Pastor T Mwangi Recalls Chilling Childhood Exposure To Drugs and Adult Content In Primary School
Renowned youth minister and Life Transformation Centre (LTC) founder Anthony Kahura Mwangi, popularly known as Pastor T, has shared a raw account of his early childhood, detailing premature exposure to narcotics and explicit content during his primary school years.
Speaking during a vulnerable interview on digital media personality Lady Bishop Kathy Kiuna’s platform, the vocal preacher traced his spiritual and psychological battles back to accidental and forced encounters with adult materials while he was still a young boy.
Trapped by Older Students in Class Four
Pastor T disclosed that his first encounter with explicit content occurred completely by accident when he was just a Class Four pupil. He had fallen asleep in a community video hall while watching a standard movie, only to wake up to a radically altered environment.
“I watched my first [adult film] when I was in class four,” Pastor T revealed. “I remember I slept in the hall because the movie was boring, so I slept. When I woke up, there was no one in the hall. Apparently, what used to happen is guys would leave, and Class Seven and Eight would come back and now watch their stuff.”
Upon waking up alone, the young boy realized the screen was displaying explicit content. However, before he could escape, older pupils returned and trapped him inside the hall to protect their own secrets.
“Some people realised there is a class four here with us, so it was mandatory [to stay]. When they are going, I have to go so that again I don’t become a snitch. They knew if I left early, I would go and say what they were watching,” he added.
The Spiritual and Psychological Toll
Reflecting on the encounter from a theological and psychological perspective, the televangelist described the immediate aftermath of that exposure as a deeply distressing period that fractured his childhood innocence.
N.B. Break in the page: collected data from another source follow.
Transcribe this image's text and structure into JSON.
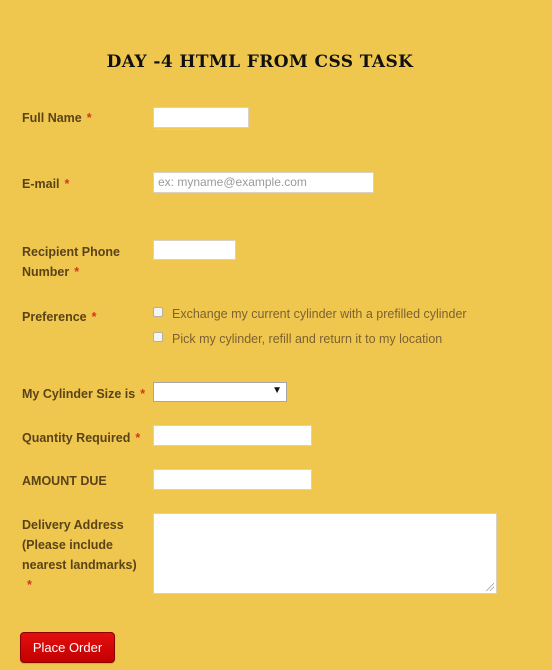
{
  "page": {
    "title": "DAY -4 HTML FROM CSS TASK"
  },
  "form": {
    "required_marker": "*",
    "full_name": {
      "label": "Full Name",
      "value": ""
    },
    "email": {
      "label": "E-mail",
      "placeholder": "ex: myname@example.com",
      "value": ""
    },
    "recipient_phone": {
      "label_line1": "Recipient Phone",
      "label_line2": "Number",
      "value": ""
    },
    "preference": {
      "label": "Preference",
      "options": [
        "Exchange my current cylinder with a prefilled cylinder",
        "Pick my cylinder, refill and return it to my location"
      ]
    },
    "cylinder_size": {
      "label": "My Cylinder Size is",
      "selected": ""
    },
    "quantity": {
      "label": "Quantity Required",
      "value": ""
    },
    "amount_due": {
      "label": "AMOUNT DUE",
      "value": ""
    },
    "delivery_address": {
      "label_line1": "Delivery Address",
      "label_line2": "(Please include",
      "label_line3": "nearest landmarks)",
      "value": ""
    },
    "submit_label": "Place Order"
  },
  "colors": {
    "background": "#efc74f",
    "label_text": "#5a4317",
    "required_star": "#d4371c",
    "button": "#d10808"
  },
  "icons": {
    "dropdown": "chevron-down-icon"
  }
}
“It was very radical, a lot of tormenting, and I sensed like a door was opened in the spirit,” the preacher explained. “And now when I come to later understand spiritually is when I realise it’s a door that was actually opened at a very young age.”
Encountering Weed and Heroin in Class Seven
Beyond explicit media, Pastor T opened up about his early proximity to the underbelly of drug abuse, revealing that he witnessed hard drugs being smuggled into primary school dormitories long before he entered high school.
His early appointment to student leadership roles gave him full oversight of the student body, unintentionally exposing him to the substance abuse struggles of his peers.
“As early as class seven, because of managing the whole school and knowing everybody, I saw weed in school, and I saw heroin in school—that is primary,” he confessed. “There was a young boy from Nairobi who used to come with drugs, and he was hooked to heroin.”
Pastor T, who now heavily targets his evangelical ministry toward reclaiming youth from substance addiction and urban crime, noted that these intense childhood experiences are what fueled his passion for modern-day youth mentorship, enabling him to approach rehabilitation with deep empathy and firsthand understanding of the traps facing young learners.